Mass gatherings are rapidly returning, and a comprehensive, well-documented emergency preparedness plan is crucial for a safe event. From pre-established events to more spontaneous gatherings, every event should have a thoroughly developed plan in place that will support the safety of attendees.
Through this interview with Scott Lowry, president of StrataSite™ and crisis management expert, you’ll discover how to most effectively prepare for an emergency situation during a public event.
With a return to in-person events occurring, what considerations should be taken when developing an emergency preparedness plan?
As we get back to some sort of normalcy, communities need to again think about the preparation for large crowds gathering for events. Whether it’s a concert or festival, there need to be considerations for emergency services.
Some of those primary considerations include:
- Staffing levels to ensure a safe environment for the event
- Deployment and staging decisions for resources such as police, fire and EMS
- Process for informing event organizers regarding the resources that are going to be deployed
- Process for informing event organizers how deployed resources will be used
By investing the time in detailing out the above, you can coordinate an effective response should an emergency unfortunately occur during a large-scale event.
What could occur if emergency preparedness isn’t prioritized?
Traditionally, communities have done a good job of prioritizing all the appropriate emergency services that will be needed for large events. As we’ve seen in the past, though, whether it’s human-perpetrated violence or a weather-related event, it can put a strain on the resources that are deployed—and eventually those resources become overwhelmed.
By not having a plan in place, communities will be ill-equipped to address emergency scenarios, which can increase the level of chaos and decrease a productive response. Ultimately, prioritizing emergency preparedness can help save lives, minimize economic losses and mitigate property damages.
Which types of incidents should be considered when building out emergency response protocols?
Both man-made and natural occurrences need to be considered when planning for an event, including:
- Weather-related, like flooding or severe storms
- Power outages
- Action shooter situations
- Chemical emergencies
- Acts of terrorism
The best way to prepare is taking the time to evaluate the event. Is this event going to draw large numbers of people into a small area? Will any major exit points, including primary roads, be blocked off due to the event? Is there anyone who has a grievance against the event, such as potential political rallies or demonstrations? Is this a multi-day event with risk of overnight incidents?
By evaluating the event, it’s easier to identify which resources might need to be deployed. Remember, though, every event needs an emergency preparedness plan, even a standard parade or festival. Just because an event might not attract protests does not mean it’s immune to another type of emergency.
Which stakeholders should be involved when developing an emergency preparedness plan for a public event?
Collaboration is key for an effective response plan and ultimately, planning for an event is really a community-wide project. When developing your emergency action plan, you’ll want to ensure that you include:
- Emergency services, such as police, fire and EMS
- Representatives from the public works departments
- Event organizers
- Any secondary organizations involved in the event
- Volunteers for the event
You’ll also need to include applicable representatives from relevant event-based operations, including:
- Street closures
- Parking restrictions
- Trash collection
- Pedestrian restrictions
- Airspace restrictions
- Traffic flow alterations
- Temporary vending
- Temporary water
- Sanitary facilities
Input from all of these entities is needed for comprehensive planning and preparedness. A coordinated effort among all of those involved is going to create an efficient and safe environment for the public to attend; how these stakeholders interact will impact the response plan.

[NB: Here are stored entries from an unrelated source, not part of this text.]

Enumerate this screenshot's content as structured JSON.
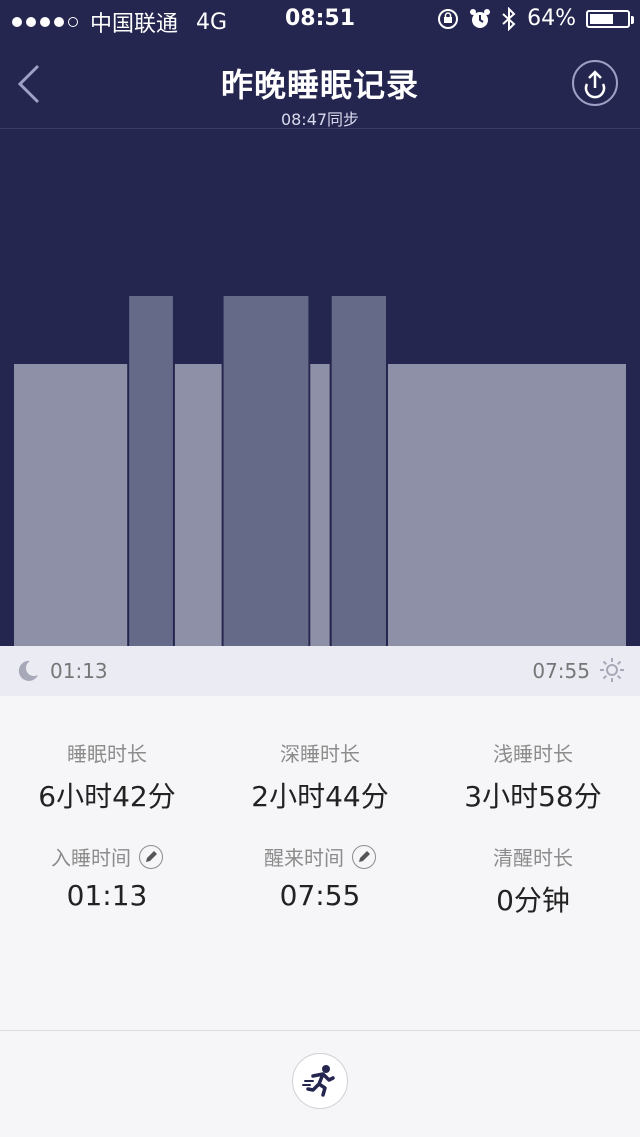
{
  "status_bar": {
    "carrier": "中国联通",
    "network": "4G",
    "time": "08:51",
    "battery_percent_text": "64%",
    "battery_level": 0.64
  },
  "header": {
    "title": "昨晚睡眠记录",
    "subtitle": "08:47同步"
  },
  "chart_data": {
    "type": "bar",
    "title": "",
    "xlabel": "",
    "ylabel": "",
    "categories": [
      "light",
      "deep",
      "light",
      "deep",
      "light",
      "deep",
      "light"
    ],
    "segments": [
      {
        "stage": "light",
        "start": "01:13",
        "end": "02:28"
      },
      {
        "stage": "deep",
        "start": "02:28",
        "end": "02:58"
      },
      {
        "stage": "light",
        "start": "02:58",
        "end": "03:30"
      },
      {
        "stage": "deep",
        "start": "03:30",
        "end": "04:27"
      },
      {
        "stage": "light",
        "start": "04:27",
        "end": "04:41"
      },
      {
        "stage": "deep",
        "start": "04:41",
        "end": "05:18"
      },
      {
        "stage": "light",
        "start": "05:18",
        "end": "07:55"
      }
    ],
    "levels": {
      "light": 1,
      "deep": 2
    },
    "x_start": "01:13",
    "x_end": "07:55",
    "colors": {
      "light": "#8e90a7",
      "deep": "#666a89",
      "background": "#25264f"
    }
  },
  "time_axis": {
    "start": "01:13",
    "end": "07:55"
  },
  "stats": {
    "total": {
      "label": "睡眠时长",
      "value": "6小时42分"
    },
    "deep": {
      "label": "深睡时长",
      "value": "2小时44分"
    },
    "light": {
      "label": "浅睡时长",
      "value": "3小时58分"
    },
    "sleep_time": {
      "label": "入睡时间",
      "value": "01:13"
    },
    "wake_time": {
      "label": "醒来时间",
      "value": "07:55"
    },
    "awake": {
      "label": "清醒时长",
      "value": "0分钟"
    }
  },
  "icons": {
    "back": "chevron-left-icon",
    "share": "share-upload-icon",
    "moon": "moon-icon",
    "sun": "sun-icon",
    "edit": "pencil-icon",
    "run": "running-icon"
  }
}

What is the best approach for a collaborative planning process? Are there technologies that exist that can support a better planning process?

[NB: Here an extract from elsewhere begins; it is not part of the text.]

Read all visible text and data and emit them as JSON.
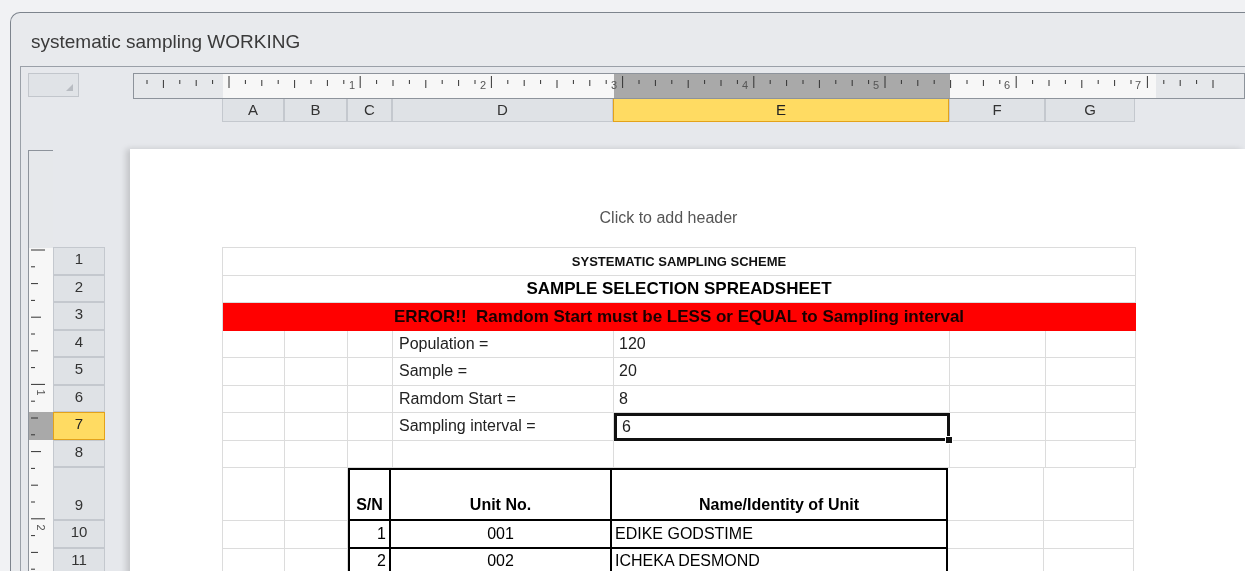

In looking back at my own experiences in planning for large public events, we found mapping everything out was an effective way to create a comprehensive plan. Our biggest limitation, though, was that we never had the right tool to develop these plans. There was no standardization and as a result, important details were left out of plans.

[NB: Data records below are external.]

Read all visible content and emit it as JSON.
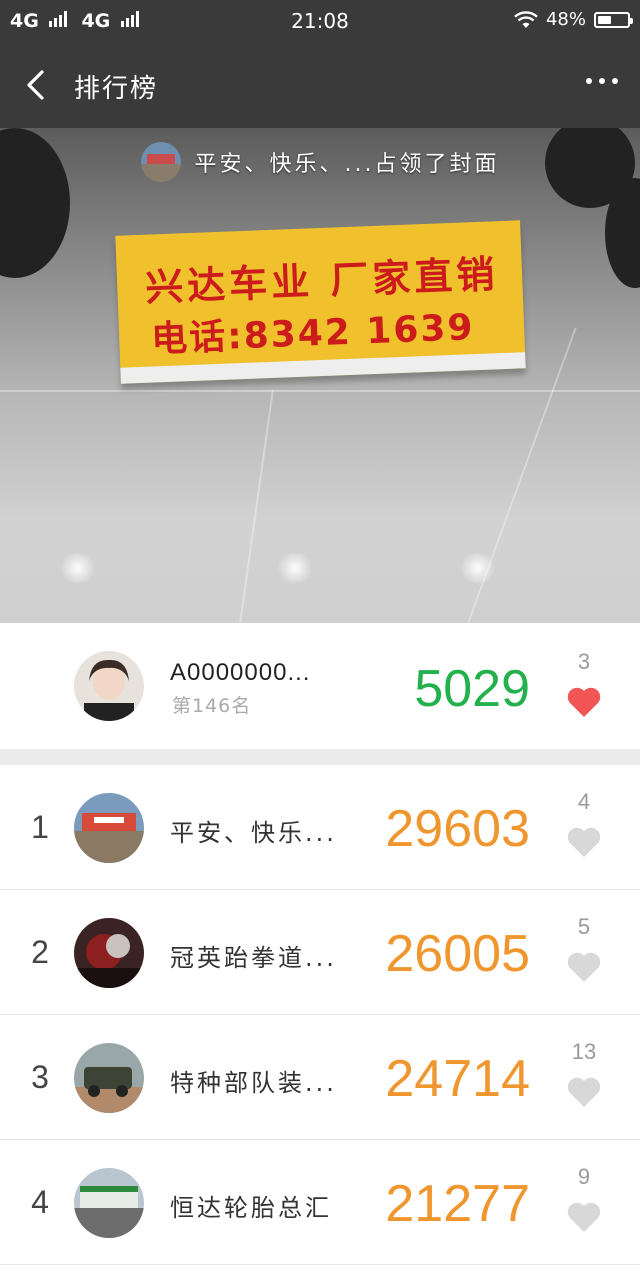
{
  "status_bar": {
    "carrier1": "4G",
    "carrier2": "4G",
    "time": "21:08",
    "battery": "48%",
    "battery_level": 0.48
  },
  "nav": {
    "title": "排行榜"
  },
  "cover": {
    "caption": "平安、快乐、...占领了封面",
    "sign_line1": "兴达车业  厂家直销",
    "sign_line2": "电话:8342 1639"
  },
  "me": {
    "name": "A0000000...",
    "rank_text": "第146名",
    "score": "5029",
    "likes": "3",
    "liked": true
  },
  "ranking": [
    {
      "rank": "1",
      "name": "平安、快乐...",
      "score": "29603",
      "likes": "4"
    },
    {
      "rank": "2",
      "name": "冠英跆拳道...",
      "score": "26005",
      "likes": "5"
    },
    {
      "rank": "3",
      "name": "特种部队装...",
      "score": "24714",
      "likes": "13"
    },
    {
      "rank": "4",
      "name": "恒达轮胎总汇",
      "score": "21277",
      "likes": "9"
    }
  ],
  "colors": {
    "bar_bg": "#3a3a3a",
    "my_score": "#22b14c",
    "rank_score": "#f0962e",
    "heart_active": "#f25555",
    "heart_inactive": "#d8d8d8"
  }
}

Another limitation we faced was that the plans were not easily updatable from year to year. While many community events are recurring, it doesn’t mean the plan should stay stagnant each year. Once a large event is complete, it’s crucial to review the plan, make notes and modify the plan for the next year. This will lead to efficient and safe events in the future.
Tools like StrataSite™ help to address the limitations of the previous ways of planning. With StrataSite, organizers don’t have to meet in person to document the details. After an initial meeting, applicable stakeholders can input their respective information into the plan from wherever they are—there’s no need to all be in the same room to collaborate on the plan. Once the plan is complete, the approving authority can review it in a secure online environment without having to bring everyone back to the same table. This saves times and creates efficiencies that are integral to developing a coordinated plan.
Additionally, with the learning management system embedded in StrataSite, applicable personnel can be quizzed prior to the event to ensure they all understand their specific responsibilities. This helps improve training ahead of time to support a streamlined and efficient response should an emergency arise.
Ultimately, it’s crucial that collaboration is included in the planning process. You want to ensure the safety of your event attendees; prioritizing a collaborative, comprehensive emergency action plan will help.
By investing in a collaborative, easy-to-update preparedness tool, you can continually adapt and evolve your event plans to meet any changes or new needs.